Data Loading

class ParaketDataset(data_folder, parameter_names, nuisance_params=None)[source]

File-level PyTorch dataset over a folder of .feather simulation files.

Each __getitem__ call loads one feather file and returns a (theta, x) pair. Call to_tensor_dataset() before training to pre-load everything into RAM as a flat TensorDataset.

Parameters:
  • data_folder (Path)

  • parameter_names (list[str])

  • nuisance_params (list[str] | None)

to_tensor_dataset(device='cpu')[source]

Pre-load all feather files into a flat TensorDataset.

Concatenates all (theta, x) pairs along the sample dimension. This avoids repeated disk reads per epoch during training.

Parameters:

device (str) – Target device for the output tensors.

Return type:

TensorDataset

Returns:

A TensorDataset of (theta_tensor, x_tensor) with shapes (n_total_samples, n_params) and (n_total_samples, n_bins).

Utilities

from_feather(file_name, parameter_names, nuisance_pars=None)[source]

Load a (theta, x) pair from a feather file.

Parameters:
  • file_name (Path) – Path to the .feather file.

  • parameter_names (list[str]) – Ordered parameter names used for nuisance filtering.

  • nuisance_pars (list[str] | None) – fnmatch patterns for parameters to exclude from theta. None returns all parameters.

Return type:

tuple[ndarray[tuple[Any, ...], dtype[float32]], ndarray[tuple[Any, ...], dtype[float32]]]

Returns:

Tuple of (theta, x) as float32 numpy arrays.

Raises:

FileNotFoundError – If file_name does not exist.
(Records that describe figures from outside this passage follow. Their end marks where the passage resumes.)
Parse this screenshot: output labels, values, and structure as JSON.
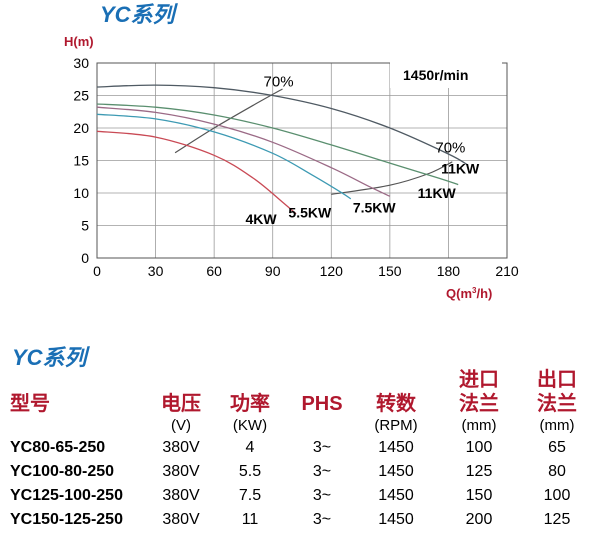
{
  "chart_data": {
    "type": "line",
    "title": "YC系列",
    "ylabel": "H(m)",
    "xlabel_main": "Q(m",
    "xlabel_sup": "3",
    "xlabel_tail": "/h)",
    "xlim": [
      0,
      210
    ],
    "ylim": [
      0,
      30
    ],
    "xticks": [
      "0",
      "30",
      "60",
      "90",
      "120",
      "150",
      "180",
      "210"
    ],
    "yticks": [
      "0",
      "5",
      "10",
      "15",
      "20",
      "25",
      "30"
    ],
    "grid": true,
    "speed_label": "1450r/min",
    "series": [
      {
        "name": "11KW",
        "color": "#4f5a63",
        "x": [
          0,
          30,
          60,
          90,
          120,
          150,
          180,
          190
        ],
        "y": [
          26.3,
          26.6,
          26.2,
          25.0,
          23.0,
          20.0,
          16.0,
          14.3
        ]
      },
      {
        "name": "11KW",
        "color": "#5a8f6f",
        "x": [
          0,
          30,
          60,
          90,
          120,
          150,
          175,
          185
        ],
        "y": [
          23.7,
          23.2,
          22.0,
          20.0,
          17.4,
          14.6,
          12.3,
          11.3
        ]
      },
      {
        "name": "7.5KW",
        "color": "#9b6a86",
        "x": [
          0,
          30,
          60,
          90,
          120,
          140,
          150
        ],
        "y": [
          23.2,
          22.4,
          20.6,
          17.8,
          13.9,
          10.9,
          9.5
        ]
      },
      {
        "name": "5.5KW",
        "color": "#3d9ab3",
        "x": [
          0,
          30,
          60,
          90,
          110,
          125,
          130
        ],
        "y": [
          22.1,
          21.4,
          19.4,
          16.1,
          12.8,
          10.1,
          9.1
        ]
      },
      {
        "name": "4KW",
        "color": "#c94a55",
        "x": [
          0,
          30,
          60,
          80,
          95,
          102
        ],
        "y": [
          19.5,
          18.6,
          15.8,
          12.3,
          8.6,
          6.8
        ]
      }
    ],
    "efficiency_curves": [
      {
        "label": "70%",
        "color": "#555555",
        "x": [
          40,
          60,
          80,
          95
        ],
        "y": [
          16.2,
          20.0,
          23.5,
          26.0
        ]
      },
      {
        "label": "70%",
        "color": "#555555",
        "x": [
          120,
          150,
          170,
          182
        ],
        "y": [
          9.8,
          11.2,
          13.0,
          14.8
        ]
      }
    ],
    "labels": [
      {
        "text": "4KW",
        "x": 84,
        "y": 5.2
      },
      {
        "text": "5.5KW",
        "x": 109,
        "y": 6.2
      },
      {
        "text": "7.5KW",
        "x": 142,
        "y": 7.0
      },
      {
        "text": "11KW",
        "x": 174,
        "y": 9.2
      },
      {
        "text": "11KW",
        "x": 186,
        "y": 13.0
      },
      {
        "text": "70%",
        "x": 93,
        "y": 26.4
      },
      {
        "text": "70%",
        "x": 181,
        "y": 16.2
      }
    ]
  },
  "table": {
    "title": "YC系列",
    "headers": {
      "model": "型号",
      "voltage": "电压",
      "power": "功率",
      "phase": "PHS",
      "speed": "转数",
      "inlet_1": "进口",
      "inlet_2": "法兰",
      "outlet_1": "出口",
      "outlet_2": "法兰"
    },
    "units": {
      "voltage": "(V)",
      "power": "(KW)",
      "speed": "(RPM)",
      "inlet": "(mm)",
      "outlet": "(mm)"
    },
    "rows": [
      {
        "model": "YC80-65-250",
        "voltage": "380V",
        "power": "4",
        "phase": "3~",
        "speed": "1450",
        "inlet": "100",
        "outlet": "65"
      },
      {
        "model": "YC100-80-250",
        "voltage": "380V",
        "power": "5.5",
        "phase": "3~",
        "speed": "1450",
        "inlet": "125",
        "outlet": "80"
      },
      {
        "model": "YC125-100-250",
        "voltage": "380V",
        "power": "7.5",
        "phase": "3~",
        "speed": "1450",
        "inlet": "150",
        "outlet": "100"
      },
      {
        "model": "YC150-125-250",
        "voltage": "380V",
        "power": "11",
        "phase": "3~",
        "speed": "1450",
        "inlet": "200",
        "outlet": "125"
      }
    ]
  }
}
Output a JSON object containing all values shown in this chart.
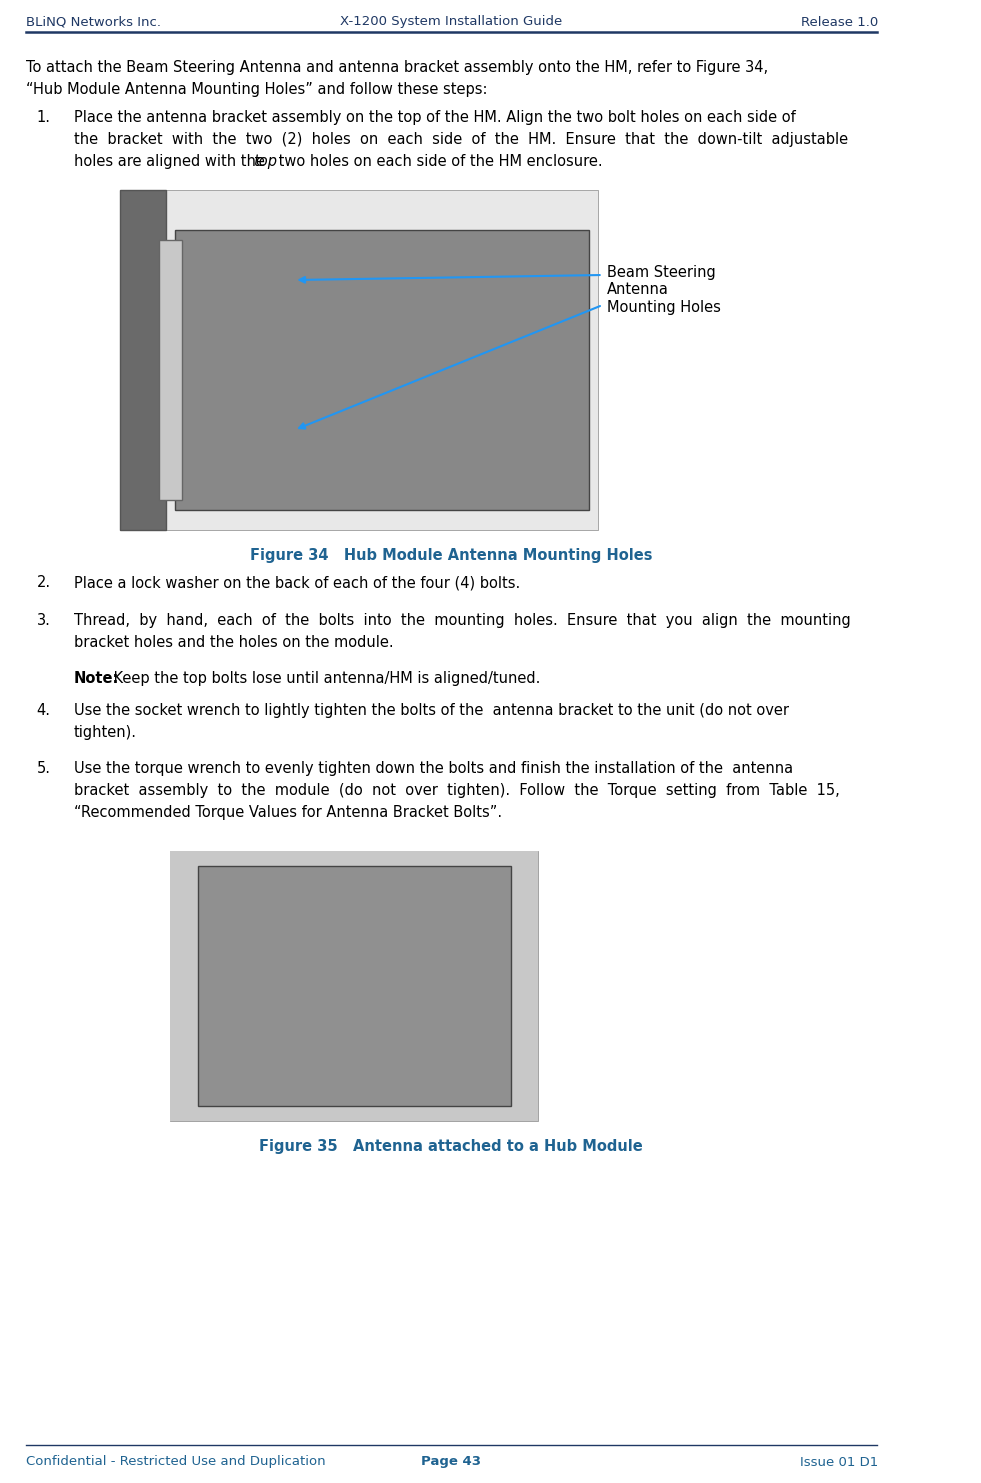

to_feather(file_name, theta_values, x_values)[source]

Write a (theta, x) pair to a feather file.

Parameters:
  • file_name (Path) – Destination path. Must end in .feather.

  • theta_values (ndarray[tuple[Any, ...], dtype[float32]]) – Parameter array of shape (n_samples, n_params).

  • x_values (ndarray[tuple[Any, ...], dtype[float32]]) – Observable array of shape (n_samples, n_bins).

Raises:

ValueError – If file_name does not have a .feather suffix.

Return type:

None

filter_nuisance(parameter_names, nuisance_pars, theta)[source]

Remove nuisance parameters from a theta array by name pattern.

Parameters:
  • parameter_names (list[str]) – Ordered parameter names, length must match theta.shape[1].

  • nuisance_pars (list[str]) – fnmatch patterns for parameters to exclude (e.g. ["syst_*"]).

  • theta (ndarray[tuple[Any, ...], dtype[float32]]) – Parameter array of shape (n_samples, n_params).

Return type:

ndarray[tuple[Any, ...], dtype[float32]]

Returns:

Filtered array with nuisance columns removed.

Raises:

ValueError – If len(parameter_names) != theta.shape[1].